Indeed. My short response is that the improvements in COVID-19 test equipment over the past six weeks have been staggering - both molecular (you have the virus) and antibody (you had the virus). I am hopeful that by October 1st Hawaii might have sufficient confidence in their testing and tracking capability to reopen for tourism.4 tests/hour on each analyzer. (a positive comes back quicker) As long as the plane is near empty or they buy a boatload of analyzers it could be fast enough.
Long response. Abbott's molecular test is a isothermal nucleic acid amplification test instead of a RT-PCR test which yields faster though thus far less accurate results. That said, the turn around time for RT-PCR test results has dropped dramatically in the past six weeks. All molecular tests suffer from having 'windows' in which a person might be contagious yet show negative.

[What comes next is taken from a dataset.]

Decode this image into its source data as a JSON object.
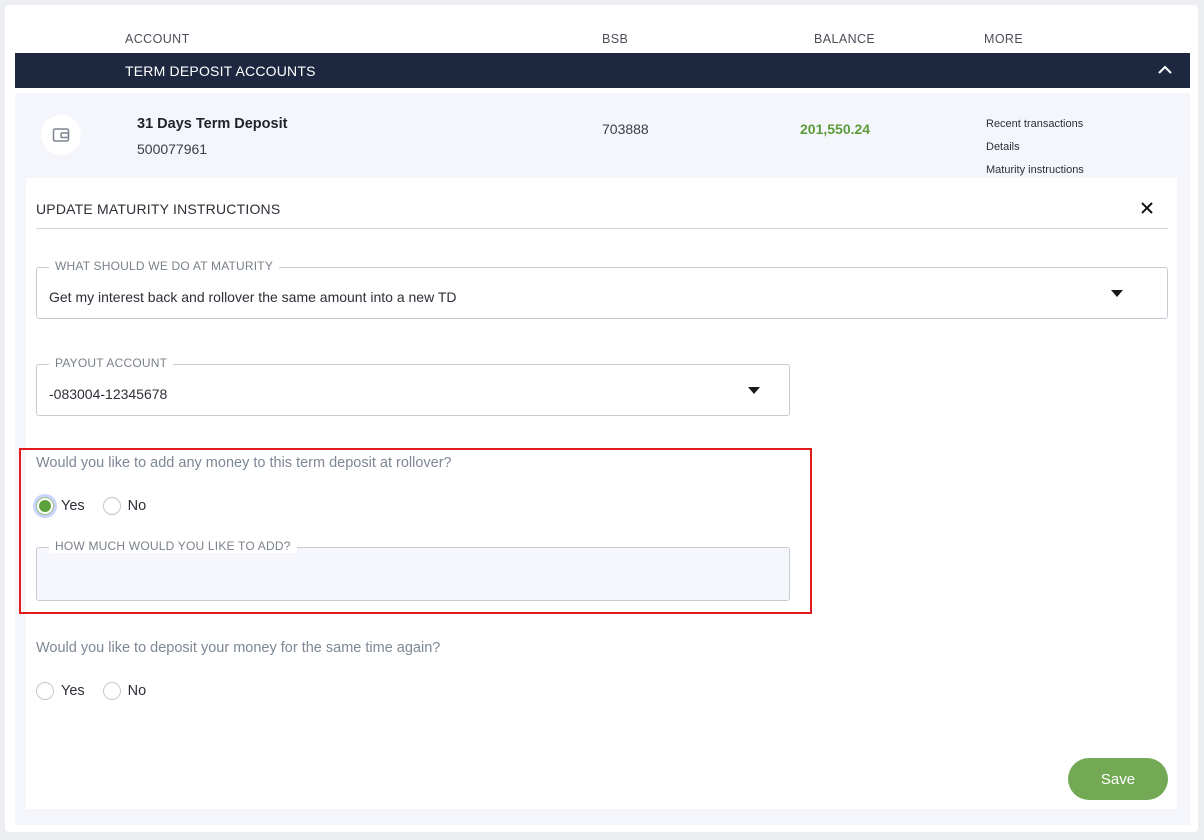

Antibody tests (also known as Titers or Serology tests) currently vary wildly in effectiveness. It takes about 14 days for the body to produce antibodies to SARS-CoV-2 (the COVID-19 coronavirus) - first IgM antibodies and then IgG antibodies which stay around for some long period of time (how long depends on a number of factors). You want an antibody test that uses the Elisa technique and tests for both IgM and IgG. Also ideally, one that expresses the result as a number along a range and and not a simple positive/negative result. And ideally, ideally you want to administer both molecular and antibody tests simultaneously to get the most accurate answer as to whether someone is communicable.
We have no idea as of yet how effective COVID-19 antibodies are in protecting a person from the disease, how long such protection if any lasts, or how communicability is affected if at all. Antibodies for other diseases have a wide range of effectiveness - those for measles essentially grant lifetime immunity, those for SARS last a couple of years, and those for the common flu are quite limited in duration. Also and as an aside, most people in the US already carry the antibodies for around four other coronaviruses.
Lastly, I mention October 1st because US airlines have been given billions of dollars to keep flying through September 30th. Airlines have already told their personnel to expect flight reductions of 40-80% after that date. Which might allow Hawaii to open to 'limited' tourism without requiring further intervention.